Friday, January 16, 2004

Recycling news
I missed this at the time, but came to it through a bulletin board I contribute to. It's a fairly bizarre article by drunken internationalist Christopher Hitchens, whose premise is that a) a showing of Pontecorvo's Battle of Algiers has been arranged in New York, b) that it will give rise to comparisons with Iraq and c) that anyone who might make these comparisons should just stop it right now and not even think about it, right mate, cos it's wrong, so just don't! (thumps table).

When Counterpunch sought to out Hitchens as an alky earlier this year, my first reaction was...hang on, that's going a bit far. But further exposure to his recent style of writing seems to confirm it - one note, table banging harangues characterized by foggy, unfocused resentment and beefy shouldered belligerence towards his audience, who might, for all anyone knows, actually agree with him....

"No, really Chris, calm down, actually I think you're right...

"uuuh, you what...well just don't, I'm not finished yet

There's also the premise of the article, an odd form of rhetorical pre-emption...

....I know exactly what you're going to say, and just don't, right? Just don't

Anyway, here's the response I made on the BBS, only slightly less than fresh...
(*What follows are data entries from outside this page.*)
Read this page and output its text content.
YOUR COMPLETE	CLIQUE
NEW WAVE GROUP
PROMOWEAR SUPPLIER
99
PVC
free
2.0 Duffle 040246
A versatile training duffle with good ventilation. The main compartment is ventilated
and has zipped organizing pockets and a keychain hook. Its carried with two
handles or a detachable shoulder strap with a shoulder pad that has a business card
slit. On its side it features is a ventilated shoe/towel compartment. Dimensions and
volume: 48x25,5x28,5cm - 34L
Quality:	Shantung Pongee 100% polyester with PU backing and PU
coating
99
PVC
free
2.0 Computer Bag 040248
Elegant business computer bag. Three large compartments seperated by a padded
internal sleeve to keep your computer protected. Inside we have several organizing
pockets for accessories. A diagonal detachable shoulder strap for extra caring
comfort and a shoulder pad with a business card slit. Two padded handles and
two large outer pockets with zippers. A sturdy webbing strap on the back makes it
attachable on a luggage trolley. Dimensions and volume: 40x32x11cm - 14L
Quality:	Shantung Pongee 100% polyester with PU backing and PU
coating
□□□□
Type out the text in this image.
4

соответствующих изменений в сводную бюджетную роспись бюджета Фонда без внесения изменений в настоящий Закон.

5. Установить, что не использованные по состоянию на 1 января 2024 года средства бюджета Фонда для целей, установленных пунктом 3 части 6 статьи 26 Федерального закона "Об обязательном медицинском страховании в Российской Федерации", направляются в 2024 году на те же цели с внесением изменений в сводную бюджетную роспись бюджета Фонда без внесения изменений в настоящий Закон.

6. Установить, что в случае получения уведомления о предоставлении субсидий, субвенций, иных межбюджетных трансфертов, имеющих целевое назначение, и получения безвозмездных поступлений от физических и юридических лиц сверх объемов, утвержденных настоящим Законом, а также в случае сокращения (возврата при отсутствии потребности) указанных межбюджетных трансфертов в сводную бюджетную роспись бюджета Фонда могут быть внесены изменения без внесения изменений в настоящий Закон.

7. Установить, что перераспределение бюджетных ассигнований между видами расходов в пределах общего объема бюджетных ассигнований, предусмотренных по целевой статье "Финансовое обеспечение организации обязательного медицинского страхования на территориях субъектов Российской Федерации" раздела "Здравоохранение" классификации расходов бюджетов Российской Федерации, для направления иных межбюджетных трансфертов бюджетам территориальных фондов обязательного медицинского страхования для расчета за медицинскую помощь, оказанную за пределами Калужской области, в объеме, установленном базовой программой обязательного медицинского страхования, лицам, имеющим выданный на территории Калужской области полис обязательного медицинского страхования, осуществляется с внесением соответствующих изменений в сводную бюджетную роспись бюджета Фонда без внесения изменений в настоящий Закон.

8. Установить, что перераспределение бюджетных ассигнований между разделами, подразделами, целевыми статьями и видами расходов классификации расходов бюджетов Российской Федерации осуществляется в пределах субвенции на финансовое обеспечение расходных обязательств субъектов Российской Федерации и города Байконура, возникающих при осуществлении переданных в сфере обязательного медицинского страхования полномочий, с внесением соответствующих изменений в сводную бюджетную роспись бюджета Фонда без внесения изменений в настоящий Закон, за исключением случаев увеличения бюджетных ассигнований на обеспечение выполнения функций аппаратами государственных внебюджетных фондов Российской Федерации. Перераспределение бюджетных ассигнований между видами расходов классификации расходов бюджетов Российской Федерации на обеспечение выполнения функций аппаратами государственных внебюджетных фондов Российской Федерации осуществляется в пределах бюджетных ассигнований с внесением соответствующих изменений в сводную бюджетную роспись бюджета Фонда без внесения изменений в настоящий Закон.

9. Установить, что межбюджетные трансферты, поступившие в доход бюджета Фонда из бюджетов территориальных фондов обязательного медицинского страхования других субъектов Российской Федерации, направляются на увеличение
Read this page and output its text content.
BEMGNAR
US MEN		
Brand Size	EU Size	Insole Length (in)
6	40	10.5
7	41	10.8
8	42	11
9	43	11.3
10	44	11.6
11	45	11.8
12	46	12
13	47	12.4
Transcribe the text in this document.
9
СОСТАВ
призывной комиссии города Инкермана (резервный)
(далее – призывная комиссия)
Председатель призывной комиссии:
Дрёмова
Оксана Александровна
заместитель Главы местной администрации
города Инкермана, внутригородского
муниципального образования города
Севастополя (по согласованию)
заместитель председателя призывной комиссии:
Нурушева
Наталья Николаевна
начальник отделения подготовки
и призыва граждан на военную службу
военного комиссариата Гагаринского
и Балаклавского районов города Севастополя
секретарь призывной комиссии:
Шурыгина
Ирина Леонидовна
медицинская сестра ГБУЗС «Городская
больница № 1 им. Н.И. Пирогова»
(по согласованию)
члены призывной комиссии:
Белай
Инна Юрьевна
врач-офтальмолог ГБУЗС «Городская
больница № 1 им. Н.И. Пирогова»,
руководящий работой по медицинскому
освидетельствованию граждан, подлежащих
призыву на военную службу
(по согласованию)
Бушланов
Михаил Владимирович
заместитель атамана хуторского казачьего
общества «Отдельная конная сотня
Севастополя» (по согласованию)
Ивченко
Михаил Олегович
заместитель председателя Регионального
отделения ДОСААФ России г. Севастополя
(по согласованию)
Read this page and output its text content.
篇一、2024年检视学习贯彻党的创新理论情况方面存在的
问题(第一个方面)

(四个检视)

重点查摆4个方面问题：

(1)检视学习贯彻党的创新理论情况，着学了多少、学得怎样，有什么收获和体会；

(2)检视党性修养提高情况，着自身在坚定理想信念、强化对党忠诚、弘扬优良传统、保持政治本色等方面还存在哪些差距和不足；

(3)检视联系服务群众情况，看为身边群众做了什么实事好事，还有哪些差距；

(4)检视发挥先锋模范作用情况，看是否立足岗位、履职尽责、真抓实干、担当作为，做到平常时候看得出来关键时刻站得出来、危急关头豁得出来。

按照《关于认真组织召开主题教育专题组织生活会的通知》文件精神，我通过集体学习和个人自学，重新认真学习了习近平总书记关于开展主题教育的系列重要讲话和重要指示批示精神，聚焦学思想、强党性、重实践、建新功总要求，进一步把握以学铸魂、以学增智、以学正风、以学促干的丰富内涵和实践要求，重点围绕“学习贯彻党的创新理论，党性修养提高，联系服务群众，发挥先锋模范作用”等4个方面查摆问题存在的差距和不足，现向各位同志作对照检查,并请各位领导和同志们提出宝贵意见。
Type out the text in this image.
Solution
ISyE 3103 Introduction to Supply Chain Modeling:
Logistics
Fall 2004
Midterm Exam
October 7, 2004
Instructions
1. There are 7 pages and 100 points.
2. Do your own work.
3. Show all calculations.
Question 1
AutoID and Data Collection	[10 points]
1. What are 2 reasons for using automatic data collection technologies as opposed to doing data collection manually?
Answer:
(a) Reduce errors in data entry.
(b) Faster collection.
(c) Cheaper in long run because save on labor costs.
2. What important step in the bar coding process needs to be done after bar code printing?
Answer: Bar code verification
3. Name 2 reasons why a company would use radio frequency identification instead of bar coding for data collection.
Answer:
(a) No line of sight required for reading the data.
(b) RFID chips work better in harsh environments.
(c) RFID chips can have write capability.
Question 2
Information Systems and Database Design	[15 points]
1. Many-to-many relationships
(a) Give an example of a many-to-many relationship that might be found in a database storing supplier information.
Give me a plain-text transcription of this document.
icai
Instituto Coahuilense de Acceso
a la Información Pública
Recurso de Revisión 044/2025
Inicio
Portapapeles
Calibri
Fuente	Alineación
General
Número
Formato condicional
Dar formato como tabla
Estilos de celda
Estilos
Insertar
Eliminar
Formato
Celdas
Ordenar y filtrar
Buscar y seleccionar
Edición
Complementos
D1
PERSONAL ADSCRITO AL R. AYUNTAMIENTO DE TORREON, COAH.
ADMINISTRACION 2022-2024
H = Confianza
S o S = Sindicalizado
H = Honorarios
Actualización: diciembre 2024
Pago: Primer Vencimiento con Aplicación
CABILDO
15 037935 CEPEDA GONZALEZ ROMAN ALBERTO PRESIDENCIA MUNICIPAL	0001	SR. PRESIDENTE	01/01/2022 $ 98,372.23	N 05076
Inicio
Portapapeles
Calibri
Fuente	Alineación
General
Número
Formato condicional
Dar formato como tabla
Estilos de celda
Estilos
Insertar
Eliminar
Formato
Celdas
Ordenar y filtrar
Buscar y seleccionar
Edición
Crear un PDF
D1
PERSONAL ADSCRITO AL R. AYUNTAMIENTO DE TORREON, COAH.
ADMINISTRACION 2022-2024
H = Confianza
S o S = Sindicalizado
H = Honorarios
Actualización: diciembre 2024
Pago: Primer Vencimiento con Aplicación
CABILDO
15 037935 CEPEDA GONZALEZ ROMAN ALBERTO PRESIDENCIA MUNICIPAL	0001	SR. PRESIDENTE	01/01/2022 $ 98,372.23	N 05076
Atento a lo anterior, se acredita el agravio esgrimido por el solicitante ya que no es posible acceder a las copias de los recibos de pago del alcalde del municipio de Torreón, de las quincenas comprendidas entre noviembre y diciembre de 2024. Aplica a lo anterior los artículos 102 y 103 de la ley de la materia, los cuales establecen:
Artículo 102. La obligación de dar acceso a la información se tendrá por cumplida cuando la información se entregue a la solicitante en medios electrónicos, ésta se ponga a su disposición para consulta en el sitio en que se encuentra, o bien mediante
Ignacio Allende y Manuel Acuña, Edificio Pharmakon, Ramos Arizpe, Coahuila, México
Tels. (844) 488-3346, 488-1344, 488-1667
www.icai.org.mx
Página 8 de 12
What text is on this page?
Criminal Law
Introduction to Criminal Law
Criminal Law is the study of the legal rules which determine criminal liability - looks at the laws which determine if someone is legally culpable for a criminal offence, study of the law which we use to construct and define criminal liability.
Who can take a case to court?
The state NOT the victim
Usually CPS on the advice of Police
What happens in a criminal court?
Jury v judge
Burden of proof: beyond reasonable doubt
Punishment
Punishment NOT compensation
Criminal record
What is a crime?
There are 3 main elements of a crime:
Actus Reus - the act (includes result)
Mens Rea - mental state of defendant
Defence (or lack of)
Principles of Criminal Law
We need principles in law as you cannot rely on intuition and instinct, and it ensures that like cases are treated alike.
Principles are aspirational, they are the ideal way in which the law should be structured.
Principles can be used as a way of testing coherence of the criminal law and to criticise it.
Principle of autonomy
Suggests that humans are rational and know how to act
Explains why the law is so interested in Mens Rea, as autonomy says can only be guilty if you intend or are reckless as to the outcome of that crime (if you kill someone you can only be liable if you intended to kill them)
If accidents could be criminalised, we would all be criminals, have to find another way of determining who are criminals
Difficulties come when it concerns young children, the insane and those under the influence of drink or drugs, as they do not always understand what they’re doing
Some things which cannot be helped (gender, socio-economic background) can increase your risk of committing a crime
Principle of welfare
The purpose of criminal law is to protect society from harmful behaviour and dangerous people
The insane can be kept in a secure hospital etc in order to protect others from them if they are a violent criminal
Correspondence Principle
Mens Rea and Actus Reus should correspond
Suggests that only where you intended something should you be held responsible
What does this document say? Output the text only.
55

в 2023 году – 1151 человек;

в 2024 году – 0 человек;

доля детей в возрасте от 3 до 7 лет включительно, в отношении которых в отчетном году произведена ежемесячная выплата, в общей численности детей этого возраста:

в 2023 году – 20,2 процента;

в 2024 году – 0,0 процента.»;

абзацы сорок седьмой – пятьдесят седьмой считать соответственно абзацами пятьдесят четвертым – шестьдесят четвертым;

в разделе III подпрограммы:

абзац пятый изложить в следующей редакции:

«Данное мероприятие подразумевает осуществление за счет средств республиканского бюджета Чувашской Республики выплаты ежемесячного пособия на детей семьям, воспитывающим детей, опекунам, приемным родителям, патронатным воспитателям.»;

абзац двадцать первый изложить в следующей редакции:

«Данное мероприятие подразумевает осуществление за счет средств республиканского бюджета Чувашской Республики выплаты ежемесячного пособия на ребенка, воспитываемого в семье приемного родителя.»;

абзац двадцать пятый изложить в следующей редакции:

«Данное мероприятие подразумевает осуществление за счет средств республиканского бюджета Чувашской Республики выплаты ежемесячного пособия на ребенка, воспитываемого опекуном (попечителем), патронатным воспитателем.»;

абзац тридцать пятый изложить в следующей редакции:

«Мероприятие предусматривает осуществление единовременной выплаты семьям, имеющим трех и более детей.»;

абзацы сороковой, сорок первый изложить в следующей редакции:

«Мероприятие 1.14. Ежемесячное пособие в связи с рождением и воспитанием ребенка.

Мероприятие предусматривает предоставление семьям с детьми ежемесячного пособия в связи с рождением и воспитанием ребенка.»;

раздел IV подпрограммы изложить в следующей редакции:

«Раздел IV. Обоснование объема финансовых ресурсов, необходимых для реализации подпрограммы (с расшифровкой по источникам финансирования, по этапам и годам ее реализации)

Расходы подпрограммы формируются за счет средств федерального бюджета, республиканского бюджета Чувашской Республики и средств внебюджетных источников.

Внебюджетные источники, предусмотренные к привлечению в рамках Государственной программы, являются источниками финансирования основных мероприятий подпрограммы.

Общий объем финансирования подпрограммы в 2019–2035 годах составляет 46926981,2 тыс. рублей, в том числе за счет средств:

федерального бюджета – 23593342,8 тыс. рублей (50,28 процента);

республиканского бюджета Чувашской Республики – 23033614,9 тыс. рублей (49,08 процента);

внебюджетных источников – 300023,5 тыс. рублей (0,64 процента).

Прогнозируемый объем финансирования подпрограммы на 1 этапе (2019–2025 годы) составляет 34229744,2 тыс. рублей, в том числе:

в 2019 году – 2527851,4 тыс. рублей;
It's interesting that Hitchens has drawn a comparison between a film about what happened in Algeria and what's actually happening in Iraq. I think you can make a case for similarities between the film and the current situation in Iraq, but I'll get to that in a bit.

Surely the real issue is whether there were any similarities between what actually happened in Algeria and what's happening now in Iraq. A good source for that is Alaistair Horne's A Savage War of Peace, which seems to be the standard history of the conflict.

I'd see similarities in a couple of main areas:

Firstly, the evolution of the Iraqi insurgency. In the book, Horne describes how the FLN started recruiting. A candidate would present himself and in turn be presented with a gun and a single bullet. He would then be told to go and kill a French traffic cop, or some such. The insurgency then edscalated through bombings, armed raids and gradually got more organized until the FLN were able to field units in battalion strength in the Algerian maquis. You can see a similar trajectory in Iraq: from random shootings to improvised explosive devices to co-ordinated suicide bombings, mortarings and now, it seems, primitive flak corridors. There's no ideology behind them yet such as the FLN had. But now they're free of Saddam, I'm sure the insurgents will come up with something.

The second similarity is in the alignment of pro-and anti-colonianlist opinion in the occupying power. Hitchens writes:

Algeria in 1956—the "real time" date of the film—was not just a colony of France. It was a department of metropolitan France. The slogan of the French Right was Algérie Française. A huge population of French settlers lived in the country, mainly concentrated in the coastal towns. The French had exploited and misgoverned this province for more than a century and were seeking to retain it as an exclusive possession.

That misrepresents the political situation. At the time of the film, France had a centre left government (under Pietre Mendes France), which sought to head off the conflict by combining military measures with a hearts and minds policy towards the population, including various economic and political reforms. Sound familiar?

More generally, Algerie Francaise was supported across the French political spectrum, up to and including the Communist Party. The French left wanted Algeria integrated into France's political structure with full voting rights for Algerians, on the grounds that this would provide France with a permanent left wing majority. As the conflict continued, the left went over to a pro-FLN position, eventually taking De Gaulle and the centre with them.

The point is firstly that pro-and anti war opinion cut across the political divide, as it has with Iraq, and secondly that many of the people involved with it at a political level genuinely believed that they were bringing enlightenment and modernity to the population...if only they could get rid of those wretched guerillas.

On to the film. It seems like pretty much every cultural product in the US that isn't actually right wing gets called marxist sooner or later. Well, the Battle of Algiers is the real thing. It's heroes are the killers and bombers of the FLN. It's other heroes are the killers and torturers in the French paratroopers. Both sides are stepping up and taking their places in the dialectic. Everyone else is just a fool or a dupe. Now that's what I call Marxist movie making.

This gives the film a certain predictive character. It's a warning about what happens to both sides under the pressure of colonial occupation. It's hero, Ali La Pointe, is a street thief and general ne'er do well who finds himself in the uprising. It's anti-hero, general Massu is a cultured and sensitive fellow who knows his Sartre and is driven to torture, by, as he sees it, brute political necessity. I suspect that there arew quite a few Alis in Iraq right now, turning from crime to insurrection. And it's increasingly looking like the occupiers are getting a little touch of the General Massus.

Anyway, see the movie if you can. It's a truly stunning film. While you're at it, see it in conjunction with Klimov's Come and See. And read Malaparte's Kaputt when you're not doing either. Then see how seriously you can take the "Greatest generation then and now" mush we're going to get this year with the 60th anniversary of D-day.

Incidentally, one thing that Hitchens doesn't mention is that Chirac fought as a lieutenant in Algeria and got wounded in the process. Bet he thinks there's lessons to be learned.